Indie dev Johnathan Blow has fired another salvo at Microsoft, touching upon his personal experiences with the company and citing that he hopes that things have changed with ID@Xbox.
Johnathan Blow’s quiet and methodical nature in Indie Game: The Movie is quite different than his radical internet persona; many times he’s been seen lambasting Microsoft via social media networks, citing that the company treated reprehensibly during his contract.
As Blow has released his popular indie, Braid, on Microsoft’s digital Xbox LIVE Arcade marketplace and had to deal with the company’s infamously complicated red-tape, his opinion is viable.
Blow has made his distaste for the Redmond-based gaming giant quite well-known, and has been the center of a flurry of mixed emotional feelings across the net. The way he has handled himself online has earned some vexation from the gaming community–but there are those who heed his words and respect his candor (even if it is explicit).
In a recent exchange on Twitter, Blow reflects on his experiences with Microsoft’s indie program–mind this was before the self-publishing ID@Xbox program–and revealed that the industry titan threatened to ruin his life, which is pretty serious for any indie developer:
@clanMOH They threatened to ruin my life, and I am not the only indie they treated this way. So I do not give them the benefit of the doubt.
— Jonathan Blow (@Jonathan_Blow) December 13, 2013
The dev went on to say that some indie teams, like Team Meat–the two-man dev group behind the immensely successful and iconic platformer Super Meat Boy–were “treated way worse” than he was.
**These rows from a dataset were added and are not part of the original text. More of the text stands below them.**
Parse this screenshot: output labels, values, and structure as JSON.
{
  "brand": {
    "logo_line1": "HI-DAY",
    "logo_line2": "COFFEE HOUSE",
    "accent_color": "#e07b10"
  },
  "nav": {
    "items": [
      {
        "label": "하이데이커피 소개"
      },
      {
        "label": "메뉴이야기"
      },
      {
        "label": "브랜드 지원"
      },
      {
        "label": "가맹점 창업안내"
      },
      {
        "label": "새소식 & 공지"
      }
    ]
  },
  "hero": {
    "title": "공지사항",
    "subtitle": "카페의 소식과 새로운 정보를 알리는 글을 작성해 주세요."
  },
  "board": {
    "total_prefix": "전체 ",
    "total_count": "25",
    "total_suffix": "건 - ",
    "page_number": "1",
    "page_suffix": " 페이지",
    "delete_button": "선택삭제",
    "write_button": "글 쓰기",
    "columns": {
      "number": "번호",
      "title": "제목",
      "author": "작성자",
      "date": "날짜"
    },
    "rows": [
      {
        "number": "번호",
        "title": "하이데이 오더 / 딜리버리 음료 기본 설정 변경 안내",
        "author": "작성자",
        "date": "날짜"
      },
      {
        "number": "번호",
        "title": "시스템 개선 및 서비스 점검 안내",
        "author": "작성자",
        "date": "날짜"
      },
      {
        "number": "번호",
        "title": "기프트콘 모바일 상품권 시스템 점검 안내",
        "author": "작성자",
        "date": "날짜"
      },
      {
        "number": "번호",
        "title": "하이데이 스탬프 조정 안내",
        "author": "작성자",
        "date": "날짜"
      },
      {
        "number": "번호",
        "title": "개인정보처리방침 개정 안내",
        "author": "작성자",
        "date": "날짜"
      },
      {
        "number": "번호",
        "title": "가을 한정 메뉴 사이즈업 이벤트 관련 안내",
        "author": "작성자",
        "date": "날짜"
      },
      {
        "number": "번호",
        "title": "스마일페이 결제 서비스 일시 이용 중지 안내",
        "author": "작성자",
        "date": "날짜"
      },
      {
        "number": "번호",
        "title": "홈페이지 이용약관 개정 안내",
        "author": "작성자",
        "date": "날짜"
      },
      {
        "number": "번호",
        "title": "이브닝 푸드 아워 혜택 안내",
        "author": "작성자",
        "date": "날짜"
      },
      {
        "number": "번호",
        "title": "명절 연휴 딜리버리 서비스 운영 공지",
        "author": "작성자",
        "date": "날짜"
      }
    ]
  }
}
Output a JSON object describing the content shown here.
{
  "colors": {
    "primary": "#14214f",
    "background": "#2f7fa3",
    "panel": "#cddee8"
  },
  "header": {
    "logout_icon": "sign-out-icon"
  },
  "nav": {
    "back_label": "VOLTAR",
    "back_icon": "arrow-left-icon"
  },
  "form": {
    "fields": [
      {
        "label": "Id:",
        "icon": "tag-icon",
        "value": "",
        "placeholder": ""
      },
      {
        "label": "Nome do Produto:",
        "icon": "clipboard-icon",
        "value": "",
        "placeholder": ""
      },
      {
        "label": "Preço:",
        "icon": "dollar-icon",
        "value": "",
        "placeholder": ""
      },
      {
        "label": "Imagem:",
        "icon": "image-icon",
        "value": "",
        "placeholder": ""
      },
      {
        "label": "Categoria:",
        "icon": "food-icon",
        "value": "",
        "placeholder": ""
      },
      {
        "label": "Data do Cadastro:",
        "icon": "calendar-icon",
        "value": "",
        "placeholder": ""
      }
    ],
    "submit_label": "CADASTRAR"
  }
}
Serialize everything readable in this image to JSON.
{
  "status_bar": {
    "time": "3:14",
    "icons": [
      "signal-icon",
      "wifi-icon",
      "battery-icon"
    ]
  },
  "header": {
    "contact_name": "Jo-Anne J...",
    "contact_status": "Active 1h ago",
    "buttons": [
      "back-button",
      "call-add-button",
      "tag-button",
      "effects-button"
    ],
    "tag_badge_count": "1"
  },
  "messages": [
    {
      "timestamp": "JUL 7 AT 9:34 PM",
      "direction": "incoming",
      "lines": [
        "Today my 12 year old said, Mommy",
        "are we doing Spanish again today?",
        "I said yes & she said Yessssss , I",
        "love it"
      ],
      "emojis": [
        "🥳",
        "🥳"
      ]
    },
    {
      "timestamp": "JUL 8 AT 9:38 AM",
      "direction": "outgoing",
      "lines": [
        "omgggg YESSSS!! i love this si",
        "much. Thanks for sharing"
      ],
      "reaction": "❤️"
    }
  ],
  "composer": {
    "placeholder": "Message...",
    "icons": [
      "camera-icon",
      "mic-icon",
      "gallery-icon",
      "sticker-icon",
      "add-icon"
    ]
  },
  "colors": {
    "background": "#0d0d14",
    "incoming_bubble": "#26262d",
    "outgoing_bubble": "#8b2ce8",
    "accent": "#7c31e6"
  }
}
Blow continued by exposing how Microsoft has handled indie teams in the past, stating that the company is quite biased in favor of big-name studios and developers:
“They have a cultural habit of treating small developers like shit. Hopefully they will manage to get away from this on the new console, but I have reason to be skeptical, as many of the people who treated devs badly still work there.”
Based on his past experiences, Blow has opted to release his upcoming atmospheric puzzler The Witness on Sony’s PlayStation 4, adding to the growing library of indie titles for the platform. Likewise Edmund McMillen of Team Meat is also passing over the Xbox One in favor of the PS4 for The Binding of Isaac: Rebirth, the sequel to his cult-hit predecessor.
Both developers were featured prominently in the documentary Indie Game: The Movie, which saw Tommy Refenes and Edmund McMillen highly stressed to finish Super Meat Boy in time to meet the stringent deadline set forth by Microsoft.
The movie chronicles each developer’s struggles and processes, and intimately showcased the rigors of indie development–and in Team Meat’s case, specifically revealed their ultimate dismay with Microsoft despite the fact that the game was a massive hit.
While Microsoft’s clandestine indie program has been refined quite a bit with its self-publishing program ID@Xbox, some devs have nonetheless been “punished” by an irksome policy.
Thanks to Microsoft’s parity policy clause, Witch Beam Games had to delay their cross-platform indie to ensure a launch on Xbox One. The clause states that developers can only release their game on the Xbox One if it hasn’t already been released on another platform. But if devs have the game release on multiple platforms–including the Xbox One–on the same day, all is well.
Santana Mishra of Witch Beam Games discusses how the clause affected the release of Assault Android Cactus, their upcoming twin-stick shooter:
“The simple answer is that our plans wouldn’t meet the launch day parity requirement of the ID@Xbox program.
“We started development on our other console versions long before self-publishing was an option for Xbox One, and the only way we could meet that requirement would be to delay the other versions of Assault Android Cactus.”
It’ll be interesting to see what other indie developers have to say about their experiences with ID@Xbox, especially those who find themselves spurned. Mishra praised the program in that it’s “very developer friendly” and “light years ahead” of Microsoft’s previous indie policies, but this policy may prove to be the program’s Achilles heel.
In contrast, ID@Xbox is a breakthrough for console indies and is a strong point for the Xbox One as a whole. The idea and core concepts are developer-focused, but it seems that the regulations inhibit progress at times. As of now the policies have potential to thwart developers, which can be seen as a motivator to rank up with Sony.
Plenty of indie devs have embraced Microsoft’s the Unity-powered self-publishing program, but Johnathan Blow and Edmund McMillen won’t be among their numbers for obvious reasons.